Półwysep Juminda. "Głaz-dom", bagna, latarnia morska i ślady wojny
. |
Przyleciałem na talliński lennujaam (lotnisko) po godzinie 18. Było jeszcze słoneczne popołudnie. J. zabrała mnie do swojego mieszkania niedaleko dworca autobusowego. Klasyczna chroszczowka - maleńka kuchnia, brak balkonu, przechodni salon. Chwilę potem przyjechał V. i zjedliśmy niewielką obiadokolację. Dzień chylił się ku końcowi, bo powoli zaczynało się ściemniać. Około dziesiątej wsiedliśmy do samochodu i ruszyliśmy w ciemny, estoński las w regionie mokradeł Kõrvemaa.
Telefon jeszcze dawał rady ze zdjęciami |
Przystawka podróżnicza w Kõrvemaa
To był dziwny dzień. Rano jeszcze jadłem śniadanie w Krakowie i dopakowywałem plecak, który brałem w 11-dniową podróż. Wieczorem znajdowałem się już jakieś 60 kilometrów na wschód od Tallinna w dzikiej głuszy, wędrując po drewnianych kładkach przez ogromne bagno.
V. wywiózł nas dokładnie na Kõnnu Suursoo. Przez sam środek bagna jest poprowadzona wąska, drewniana kładka o długości 3 kilometrów. Mniej więcej w połowie drogi znajduje się wieża widokowa. A na samym końcu jest też druga. Okolica jest bezludna. Do najbliższych jakichkolwiek zabudowań mamy w linii prostej jakieś dziesięć kilometrów. Pomiędzy jest tylko gęsty las i mokradła.
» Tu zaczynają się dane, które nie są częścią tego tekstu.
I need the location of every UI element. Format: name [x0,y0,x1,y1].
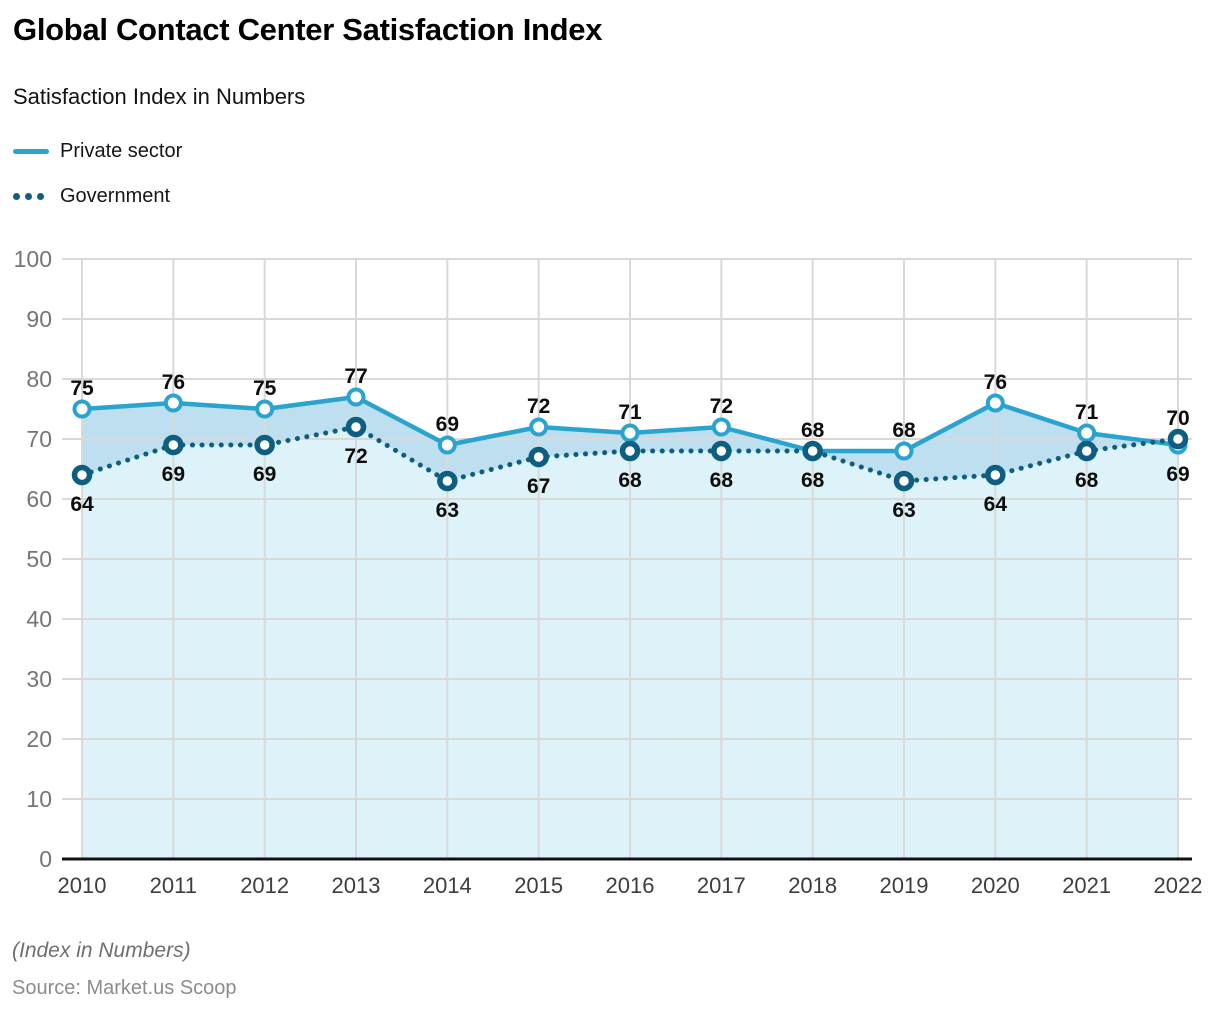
source-attribution: Source: Market.us Scoop [12,977,237,999]
data-point-government-2011 [163,434,184,456]
y-tick-label-10: 10 [26,786,52,812]
data-label-private-sector-2011: 76 [162,371,185,394]
data-point-private-sector-2017 [711,417,731,437]
data-label-government-2014: 63 [436,499,459,522]
data-point-government-2014 [437,470,458,492]
data-label-private-sector-2010: 75 [70,377,94,400]
x-tick-label-2021: 2021 [1062,873,1111,898]
data-point-private-sector-2014 [437,435,457,455]
y-tick-label-40: 40 [26,606,52,632]
data-point-government-2010 [71,464,93,486]
chart-subtitle: Satisfaction Index in Numbers [13,84,306,109]
data-point-private-sector-2012 [255,399,275,419]
data-label-private-sector-2013: 77 [344,365,367,388]
legend-label-private-sector: Private sector [60,140,183,162]
data-point-private-sector-2021 [1077,423,1097,443]
data-point-private-sector-2013 [346,387,366,407]
data-point-government-2015 [528,446,549,468]
x-tick-label-2014: 2014 [423,873,472,898]
y-tick-label-100: 100 [14,246,52,272]
x-tick-label-2010: 2010 [58,873,107,898]
data-label-private-sector-2020: 76 [984,371,1007,394]
data-label-private-sector-2017: 72 [710,395,733,418]
data-point-government-2012 [254,434,275,456]
x-tick-label-2022: 2022 [1154,873,1203,898]
x-tick-label-2017: 2017 [697,873,746,898]
dot-icon [25,193,32,200]
government-dotted-swatch-icon [13,193,49,200]
x-tick-label-2018: 2018 [788,873,837,898]
legend-item-government: Government [13,185,182,208]
data-label-private-sector-2016: 71 [618,401,642,424]
x-tick-label-2019: 2019 [880,873,929,898]
data-point-private-sector-2011 [163,393,183,413]
data-point-government-2013 [345,416,367,438]
legend-item-private-sector: Private sector [13,140,182,163]
data-label-government-2017: 68 [710,469,734,492]
chart-legend: Private sector Government [13,140,182,208]
data-point-private-sector-2010 [72,399,92,419]
y-tick-label-50: 50 [26,546,52,572]
data-point-government-2020 [985,464,1006,486]
data-point-government-2018 [802,440,823,462]
data-label-private-sector-2015: 72 [527,395,550,418]
data-label-private-sector-2021: 71 [1075,401,1099,424]
data-label-government-2011: 69 [162,463,185,486]
data-point-private-sector-2016 [620,423,640,443]
y-tick-label-20: 20 [26,726,52,752]
data-label-private-sector-2018: 68 [801,419,825,442]
legend-label-government: Government [60,185,171,207]
data-label-private-sector-2022: 69 [1166,463,1189,486]
x-tick-label-2020: 2020 [971,873,1020,898]
private-sector-line-swatch-icon [13,149,49,154]
x-tick-label-2012: 2012 [240,873,289,898]
data-point-private-sector-2015 [529,417,549,437]
data-label-government-2013: 72 [344,445,367,468]
y-tick-label-0: 0 [39,846,52,872]
data-label-government-2016: 68 [618,469,642,492]
index-unit-note: (Index in Numbers) [12,939,191,962]
y-tick-label-70: 70 [26,426,52,452]
data-label-government-2018: 68 [801,469,825,492]
data-point-government-2017 [711,440,732,462]
data-label-government-2020: 64 [984,493,1008,516]
x-tick-label-2016: 2016 [606,873,655,898]
y-tick-label-80: 80 [26,366,52,392]
dot-icon [13,193,20,200]
data-label-private-sector-2012: 75 [253,377,277,400]
data-point-government-2022 [1167,428,1189,450]
data-label-government-2019: 63 [892,499,915,522]
page-title: Global Contact Center Satisfaction Index [13,12,603,47]
x-tick-label-2013: 2013 [332,873,381,898]
y-tick-label-60: 60 [26,486,52,512]
x-tick-label-2011: 2011 [150,873,197,898]
y-tick-label-90: 90 [26,306,52,332]
data-point-private-sector-2019 [894,441,914,461]
data-point-private-sector-2020 [985,393,1005,413]
data-point-government-2016 [619,440,641,462]
x-tick-label-2015: 2015 [514,873,563,898]
dot-icon [37,193,44,200]
data-label-government-2010: 64 [70,493,94,516]
data-label-government-2022: 70 [1166,407,1189,430]
data-label-government-2012: 69 [253,463,276,486]
data-point-government-2019 [893,470,915,492]
data-label-private-sector-2014: 69 [436,413,459,436]
data-label-government-2015: 67 [527,475,550,498]
data-label-private-sector-2019: 68 [892,419,916,442]
y-tick-label-30: 30 [26,666,52,692]
data-label-government-2021: 68 [1075,469,1099,492]
data-point-government-2021 [1076,440,1097,462]
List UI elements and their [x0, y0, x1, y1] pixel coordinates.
Czego możemy się spodziewać w środku nocy na estońskim bezludziu? Na pewno niedźwiedzia, bo tych w całym kraju jest niespełna 1000 (dla porównania w Polsce około 200). My żadnego nie zauważyliśmy i nie usłyszeliśmy, ale za to na wieży widokowej spotkaliśmy... Estończyka, który rozłożył sobie obóz i nocował na bagnie. Perseidów niestety nie dojrzeliśmy, bo Księżyc w pełni świecił tak mocno, że nie tylko zamazywał widok rozgwieżdżonego nieba, ale także robił nam za naturalny drogowskaz po kładkach.
Niepotrzebne były czołówki tamtej nocy |
Wróciliśmy do domu bardzo późno. Może była już druga w nocy, może później. Wyjazd do Estonii zaczął się jak u Hitchcocka - najpierw było trzęsienie ziemi, a potem napięcie rosło. Minęło wówczas ledwie kilka godzin mojego pobytu. Jeszcze nie zdążyłem przestawić się na język estoński i rosyjski, nie doszło jeszcze do mnie, że jestem w swoim upragnionym miejscu, w ogóle trwałem nieuświadomiony.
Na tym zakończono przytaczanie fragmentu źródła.